Wednesday, February 3, 2010

Paying for Content: The Debate and the Experimentation Continue

Link to February 3 New York Times article, "Some News Outlets Ready to Try Charging Online Readers".

Excerpt: Extracting payment from online readers has been called everything from the next great folly of print journalism to its salvation, but to get a glimpse of how it really looks, head to Lancaster, Pa.
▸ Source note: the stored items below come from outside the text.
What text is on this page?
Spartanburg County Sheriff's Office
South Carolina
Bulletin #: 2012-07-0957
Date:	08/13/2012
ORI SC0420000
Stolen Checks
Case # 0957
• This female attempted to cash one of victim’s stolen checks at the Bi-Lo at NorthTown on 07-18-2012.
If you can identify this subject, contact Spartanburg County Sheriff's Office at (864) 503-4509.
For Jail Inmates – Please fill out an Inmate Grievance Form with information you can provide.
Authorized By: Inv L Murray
Specifically, head to the offices of The Intelligencer Journal-Lancaster New Era, one of the first handful of news outlets to acknowledge in interviews that it intends, in the next few months, to start using a software system developed by the entrepreneurs Steven Brill, L. Gordon Crovitz and their partners, which they are calling Press+. (This link includes sample screens for Lancaster Online.)

[snip]

We are quite a ways from widespread adoption of paid content, so it’s too soon to tell how successful they’ll be,” said Rick Edmonds, a media business analyst at the Poynter Institute in St. Petersburg, Fla. But most publishers will not want to develop their own software systems, he said, and assuming Press+ works well, its chances of catching on “look pretty good.

Decisions, decisions.
  • Sites can let nonpaying readers see the top of an article, while only paying readers see the whole thing; they can allow unlimited reading of certain articles, while charging for others.
  • They can charge by the month or by the click.
  • They can limit free reading to a certain number of articles a month.
  • They can treat readers differently depending on their location.
  • They can charge a single price or have a tiered system.
  • They can give print subscribers free access or charge them, too.